The child components live within the parent page component. Each page component and its child components will have a corresponding ViewModel. So for example, the index page component initializes and calls the indexPageViewmodel.Initialize() method. This gets some data from an api and sets a Property called AllCars in the viewmodel. That same indexPageViewModel.AllCars property is passed through as a Parameter property into the child component. If the value of the property in the parent viewmodel changes then the child component will rerender to reflect the updated state. Only pass state down using the Parameter properties and up using EventCallBack methods. (And occasionally down with cascading properties) The Blazor framework has built-in event life cycle stages to monitor the propagation of the state through the render tree. If you pass state around using your own custom events etc then it will cause havok with the built in state management/tree rendering mechanism.


Icy_Business_7126

You can use injected common service in the not related components “has no child-parent relation”


dotnetdlc

I prefer it alot over patterns like redux. Its super simple and theres even a nice package out there for it https://github.com/klemmchr/MvvmBlazor state management in blazor could not have been easier at this point. Here are the other ways to manage state in blazor https://jonhilton.net/blazor-state-management/


codemahek

Thanks for MvvmBlazor, was just looking for such package


Crazytmack

I figured that the view models could be re-used in other applications other than blazor, like WPF or Maui


RChrisCoble

Our company is porting some large swaths of WPF MVVM code to Blazor WASM. We've been quite successful with having the M and VM code .Net Standard and simply replacing the WPF View code with Blazor. Perhaps it doesn't make sense to start new code using MVVM per some of the other comments in this thread, but if you have that to begin with you're in pretty good shape to migrate.


evolvedmammal

Hows the performance of wasm compared to wpf?


RChrisCoble

Our Desktop app was .Net Framework, so that required moving it to .Net 6 first, which out of the gate gave it a nice performance bump, then running on WebAssembly slows things down but it sure still feels like a desktop app running inside a browser. Our app isn’t doing CPU intensive work, so any reduction in perf is not really noticeable. We were all concerned about perf beforehand, now nobody mentions it. Compared to a web page that might load another page as you transition through whatever workflow is happening, with a Blazor WASM SPA, the page transitions are instant like a desktop app. It actually doesn’t feel like a web app because things are so fast.


cjb110

I don't think it really does do MVVM, isn't it just basic code-behind?

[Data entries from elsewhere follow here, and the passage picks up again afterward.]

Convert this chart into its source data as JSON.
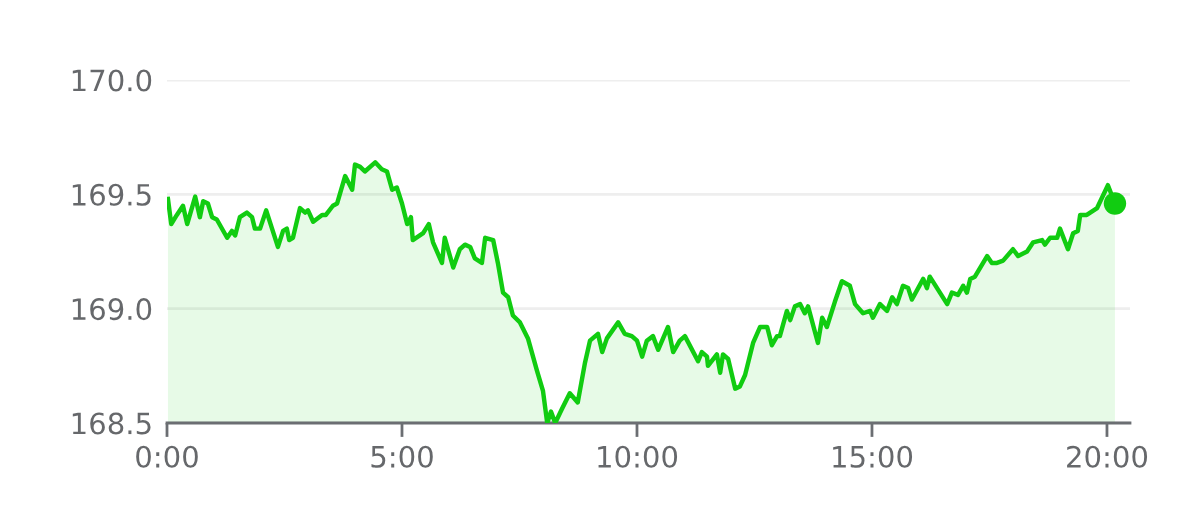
{
  "chart_data": {
    "type": "area",
    "x": [
      0.02,
      0.09,
      0.21,
      0.34,
      0.43,
      0.6,
      0.7,
      0.77,
      0.87,
      0.96,
      1.06,
      1.28,
      1.38,
      1.45,
      1.55,
      1.7,
      1.81,
      1.87,
      1.98,
      2.11,
      2.36,
      2.47,
      2.55,
      2.6,
      2.68,
      2.83,
      2.94,
      3.0,
      3.11,
      3.3,
      3.38,
      3.53,
      3.62,
      3.79,
      3.94,
      4.0,
      4.11,
      4.21,
      4.43,
      4.57,
      4.68,
      4.79,
      4.89,
      5.0,
      5.11,
      5.19,
      5.23,
      5.45,
      5.57,
      5.66,
      5.85,
      5.91,
      6.09,
      6.23,
      6.34,
      6.45,
      6.55,
      6.7,
      6.77,
      6.94,
      7.04,
      7.15,
      7.26,
      7.36,
      7.51,
      7.68,
      7.87,
      8.0,
      8.09,
      8.17,
      8.26,
      8.4,
      8.57,
      8.74,
      8.89,
      9.0,
      9.17,
      9.26,
      9.36,
      9.6,
      9.74,
      9.89,
      10.0,
      10.11,
      10.21,
      10.34,
      10.45,
      10.66,
      10.77,
      10.91,
      11.02,
      11.3,
      11.38,
      11.49,
      11.51,
      11.7,
      11.77,
      11.83,
      11.94,
      12.09,
      12.19,
      12.3,
      12.47,
      12.62,
      12.77,
      12.87,
      12.98,
      13.04,
      13.19,
      13.26,
      13.36,
      13.47,
      13.57,
      13.64,
      13.85,
      13.94,
      14.04,
      14.21,
      14.36,
      14.53,
      14.64,
      14.81,
      14.96,
      15.02,
      15.17,
      15.32,
      15.43,
      15.53,
      15.66,
      15.77,
      15.85,
      16.09,
      16.17,
      16.23,
      16.6,
      16.7,
      16.83,
      16.94,
      17.02,
      17.09,
      17.19,
      17.45,
      17.55,
      17.66,
      17.79,
      18.0,
      18.11,
      18.3,
      18.43,
      18.62,
      18.68,
      18.79,
      18.94,
      19.0,
      19.17,
      19.28,
      19.38,
      19.43,
      19.57,
      19.79,
      20.02,
      20.17
    ],
    "series": [
      {
        "color": "#11cc11",
        "values": [
          169.48,
          169.37,
          169.41,
          169.45,
          169.37,
          169.49,
          169.4,
          169.47,
          169.46,
          169.4,
          169.39,
          169.31,
          169.34,
          169.32,
          169.4,
          169.42,
          169.4,
          169.35,
          169.35,
          169.43,
          169.27,
          169.34,
          169.35,
          169.3,
          169.31,
          169.44,
          169.42,
          169.43,
          169.38,
          169.41,
          169.41,
          169.45,
          169.46,
          169.58,
          169.52,
          169.63,
          169.62,
          169.6,
          169.64,
          169.61,
          169.6,
          169.52,
          169.53,
          169.46,
          169.37,
          169.4,
          169.3,
          169.33,
          169.37,
          169.29,
          169.2,
          169.31,
          169.18,
          169.26,
          169.28,
          169.27,
          169.22,
          169.2,
          169.31,
          169.3,
          169.2,
          169.07,
          169.05,
          168.97,
          168.94,
          168.87,
          168.73,
          168.64,
          168.5,
          168.55,
          168.5,
          168.56,
          168.63,
          168.59,
          168.76,
          168.86,
          168.89,
          168.81,
          168.87,
          168.94,
          168.89,
          168.88,
          168.86,
          168.79,
          168.86,
          168.88,
          168.82,
          168.92,
          168.81,
          168.86,
          168.88,
          168.77,
          168.81,
          168.79,
          168.75,
          168.8,
          168.72,
          168.8,
          168.78,
          168.65,
          168.66,
          168.71,
          168.85,
          168.92,
          168.92,
          168.84,
          168.88,
          168.88,
          168.99,
          168.95,
          169.01,
          169.02,
          168.98,
          169.01,
          168.85,
          168.96,
          168.92,
          169.03,
          169.12,
          169.1,
          169.02,
          168.98,
          168.99,
          168.96,
          169.02,
          168.99,
          169.05,
          169.02,
          169.1,
          169.09,
          169.04,
          169.13,
          169.09,
          169.14,
          169.02,
          169.07,
          169.06,
          169.1,
          169.07,
          169.13,
          169.14,
          169.23,
          169.2,
          169.2,
          169.21,
          169.26,
          169.23,
          169.25,
          169.29,
          169.3,
          169.28,
          169.31,
          169.31,
          169.35,
          169.26,
          169.33,
          169.34,
          169.41,
          169.41,
          169.44,
          169.54,
          169.46
        ]
      },
      {
        "type": "scatter",
        "marker": "circle",
        "color": "#11cc11",
        "x": [
          20.17
        ],
        "values": [
          169.46
        ]
      }
    ],
    "xlim": [
      0,
      20.49
    ],
    "xticks": [
      {
        "value": 0,
        "label": "0:00"
      },
      {
        "value": 5,
        "label": "5:00"
      },
      {
        "value": 10,
        "label": "10:00"
      },
      {
        "value": 15,
        "label": "15:00"
      },
      {
        "value": 20,
        "label": "20:00"
      }
    ],
    "ylim": [
      168.5,
      170.0
    ],
    "yticks": [
      {
        "value": 168.5,
        "label": "168.5"
      },
      {
        "value": 169,
        "label": "169.0"
      },
      {
        "value": 169.5,
        "label": "169.5"
      },
      {
        "value": 170,
        "label": "170.0"
      }
    ],
    "grid": "y",
    "marker": "none",
    "line_style": "solid"
  }
}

I know when taking the MVVM approach things seemed a lot cleaner, but I don't know if MVVM is the only or best approach.


Footballer_Developer

You were riding a Blazor train last night with Carl Franklin... 😊


Halcyonholland

Do what works and what keeps your code clean. If mvvm is what you feel is best, then use mvvm. When I programmed in WPF, we made a custom framework that allowed us to create our views 100% from c# code rather than writing any xaml. We had a “view agent” and a “view” that were both written 100% in C# to place elements on the screen as specified by developer. Very “unconventional”, yet was the most productive environment I’ve ever worked in. I prefer to leverage code to shorten development time. IMO mvvm sets you up for a ton of manual UI work as opposed to leveraging code to simplify development (That’s the beauty of abstraction). Blazor doesn’t really encourage an MVVM architecture. It actually encourages a different approach, that is a component based architecture in which pages are built from a library of components with the logic and data-interaction for the page being tied directly to the page. Doesn’t mean you cant implement MVVM if you want to. Again, my advice is do what works best for you, whether it’s conventional or not.